Православная церковь стояла невдалеке от базара. Трудно стало пробираться сквозь город Сарай. Улицы узки, народ толпился в них. На крышах стояли женщины. Псы лаяли с крыш. Гнали овец, и овцы запружали улицы. Ехали всадники, жались к стенам пешеходы. Катились на пешеходов и на овец огромные колеса арб. Визжали верблюды. Рев стад, лай, бубны и крики; скрип колес, и ржание, и грохот барабанов стояли над городом.

Чем дальше продвигался Клим, тем тесней и оглушительней волновался Сарай. И уже не коня приходилось хлестать, а толпу, чтоб пробиться. Не будь Клим Мамаевым, не смел бы и в седло сесть, а плеть в руки взять и подавно. Но Мамаеву человеку сходило все.

Вокруг церкви жались глиняные стены русских жилищ; кровли их, настланные плоско, как у татар, либо возвышающиеся каменными куполами, подобными юртам, мало отличались от строений татар. В эти, тихие сейчас, переулки сходились русские люди – купцы, и рабы, и монахи, и служивые люди; одни молитвами, другие русской беседой умеряли тоску по родине. Их в Орде было много.
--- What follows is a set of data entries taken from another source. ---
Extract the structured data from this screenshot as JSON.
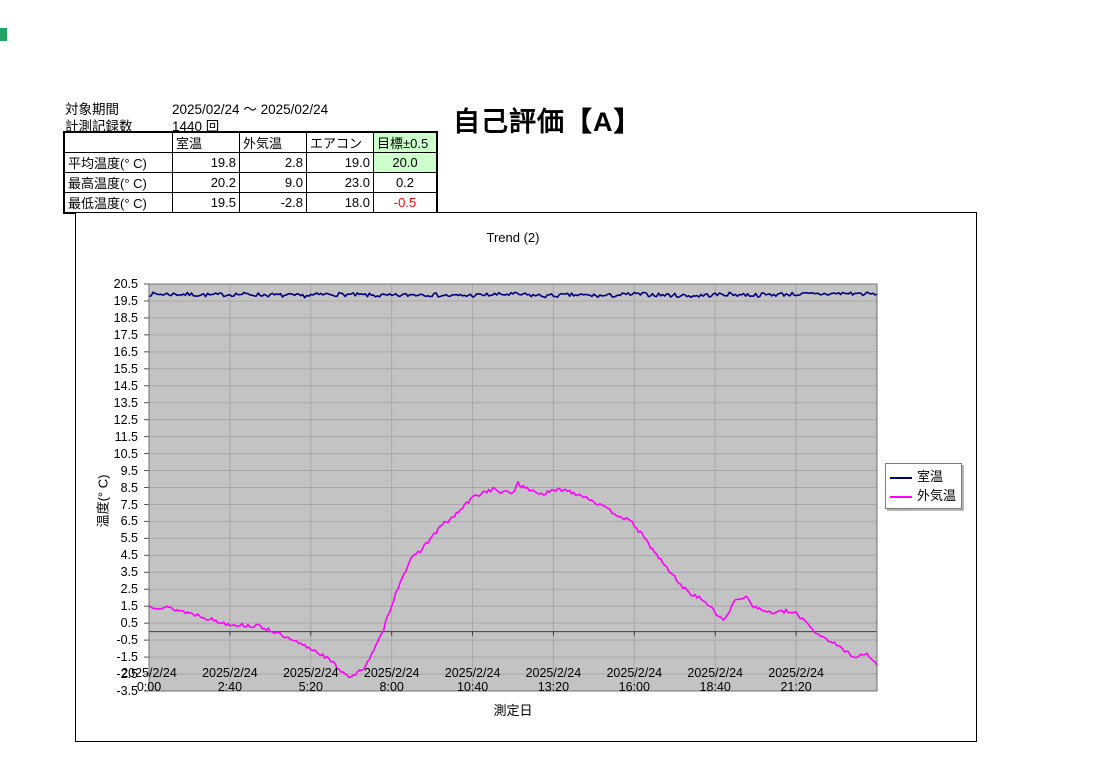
{
  "info": {
    "period_label": "対象期間",
    "period_value": "2025/02/24 ～ 2025/02/24",
    "count_label": "計測記録数",
    "count_value": "1440 回",
    "rating": "自己評価【A】"
  },
  "summary_table": {
    "columns": [
      "",
      "室温",
      "外気温",
      "エアコン",
      "目標±0.5"
    ],
    "rows": [
      {
        "label": "平均温度(° C)",
        "values": [
          "19.8",
          "2.8",
          "19.0",
          "20.0"
        ]
      },
      {
        "label": "最高温度(° C)",
        "values": [
          "20.2",
          "9.0",
          "23.0",
          "0.2"
        ]
      },
      {
        "label": "最低温度(° C)",
        "values": [
          "19.5",
          "-2.8",
          "18.0",
          "-0.5"
        ]
      }
    ],
    "highlight_bg": "#ccffcc",
    "negative_color": "#ff0000"
  },
  "chart_data": {
    "type": "line",
    "title": "Trend (2)",
    "xlabel": "測定日",
    "ylabel": "温度(° C)",
    "ylim": [
      -3.5,
      20.5
    ],
    "y_tick_step": 1.0,
    "x_total_minutes": 1440,
    "grid": true,
    "plot_bg": "#c3c3c3",
    "gridline_color": "#a8a8a8",
    "zero_line_color": "#3f3f3f",
    "border_color": "#707070",
    "legend_position": "right",
    "x_ticks": [
      {
        "minute": 0,
        "date": "2025/2/24",
        "time": "0:00"
      },
      {
        "minute": 160,
        "date": "2025/2/24",
        "time": "2:40"
      },
      {
        "minute": 320,
        "date": "2025/2/24",
        "time": "5:20"
      },
      {
        "minute": 480,
        "date": "2025/2/24",
        "time": "8:00"
      },
      {
        "minute": 640,
        "date": "2025/2/24",
        "time": "10:40"
      },
      {
        "minute": 800,
        "date": "2025/2/24",
        "time": "13:20"
      },
      {
        "minute": 960,
        "date": "2025/2/24",
        "time": "16:00"
      },
      {
        "minute": 1120,
        "date": "2025/2/24",
        "time": "18:40"
      },
      {
        "minute": 1280,
        "date": "2025/2/24",
        "time": "21:20"
      }
    ],
    "series": [
      {
        "name": "室温",
        "color": "#000080",
        "jitter": 0.12,
        "seed": 7,
        "minutes": [
          0,
          60,
          120,
          180,
          240,
          300,
          360,
          420,
          480,
          540,
          600,
          660,
          720,
          780,
          840,
          900,
          960,
          1020,
          1080,
          1140,
          1200,
          1260,
          1320,
          1380,
          1440
        ],
        "values": [
          19.9,
          19.9,
          19.85,
          19.9,
          19.85,
          19.8,
          19.9,
          19.85,
          19.8,
          19.9,
          19.8,
          19.85,
          19.9,
          19.8,
          19.85,
          19.8,
          19.9,
          19.85,
          19.8,
          19.9,
          19.85,
          19.9,
          19.9,
          19.95,
          19.9
        ]
      },
      {
        "name": "外気温",
        "color": "#ff00ff",
        "jitter": 0.12,
        "seed": 13,
        "minutes": [
          0,
          20,
          40,
          60,
          80,
          100,
          120,
          140,
          160,
          180,
          200,
          220,
          240,
          260,
          280,
          300,
          320,
          340,
          360,
          380,
          400,
          420,
          440,
          460,
          480,
          500,
          520,
          540,
          560,
          580,
          600,
          620,
          640,
          660,
          680,
          700,
          720,
          730,
          740,
          760,
          780,
          800,
          820,
          840,
          860,
          880,
          900,
          920,
          940,
          960,
          980,
          1000,
          1020,
          1040,
          1060,
          1080,
          1100,
          1120,
          1140,
          1160,
          1180,
          1200,
          1220,
          1240,
          1260,
          1280,
          1300,
          1320,
          1340,
          1360,
          1380,
          1400,
          1420,
          1440
        ],
        "values": [
          1.5,
          1.45,
          1.4,
          1.25,
          1.1,
          0.95,
          0.75,
          0.55,
          0.45,
          0.4,
          0.35,
          0.3,
          0.1,
          -0.2,
          -0.5,
          -0.75,
          -1.0,
          -1.3,
          -1.75,
          -2.3,
          -2.7,
          -2.3,
          -1.4,
          -0.2,
          1.6,
          3.2,
          4.3,
          4.9,
          5.6,
          6.3,
          6.7,
          7.3,
          7.9,
          8.2,
          8.4,
          8.2,
          8.2,
          8.8,
          8.5,
          8.3,
          8.1,
          8.3,
          8.4,
          8.2,
          8.0,
          7.7,
          7.3,
          7.0,
          6.7,
          6.3,
          5.5,
          4.7,
          3.9,
          3.2,
          2.5,
          2.1,
          1.8,
          1.1,
          0.7,
          1.9,
          2.1,
          1.4,
          1.2,
          1.1,
          1.2,
          1.05,
          0.6,
          -0.1,
          -0.4,
          -0.8,
          -1.2,
          -1.5,
          -1.3,
          -2.0
        ]
      }
    ]
  }
}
Орда ткала шелковистые ткани, привозила шелка из Китая и из Ирана, мяла кожу, холила сафьян, нежную юфть, добывала краски, ковала мечи, пряла шерсть и сбывала свои товары на север, на полудень, на закат. И русские купцы скупали на ордынских базарах, вьючили на верблюдов, направляли и степью, и Волгой в свои города дорогие степные товары. А торг не шел без приказчиков, без попов, без слуг. Всяких сословий русские люди теснились в Сарае.

Клим прошел в церковь. Теплилась лампада перед образом Дмитрия Солунского. Во имя Дмитрия Солунского наречен Московский князь Дмитрий.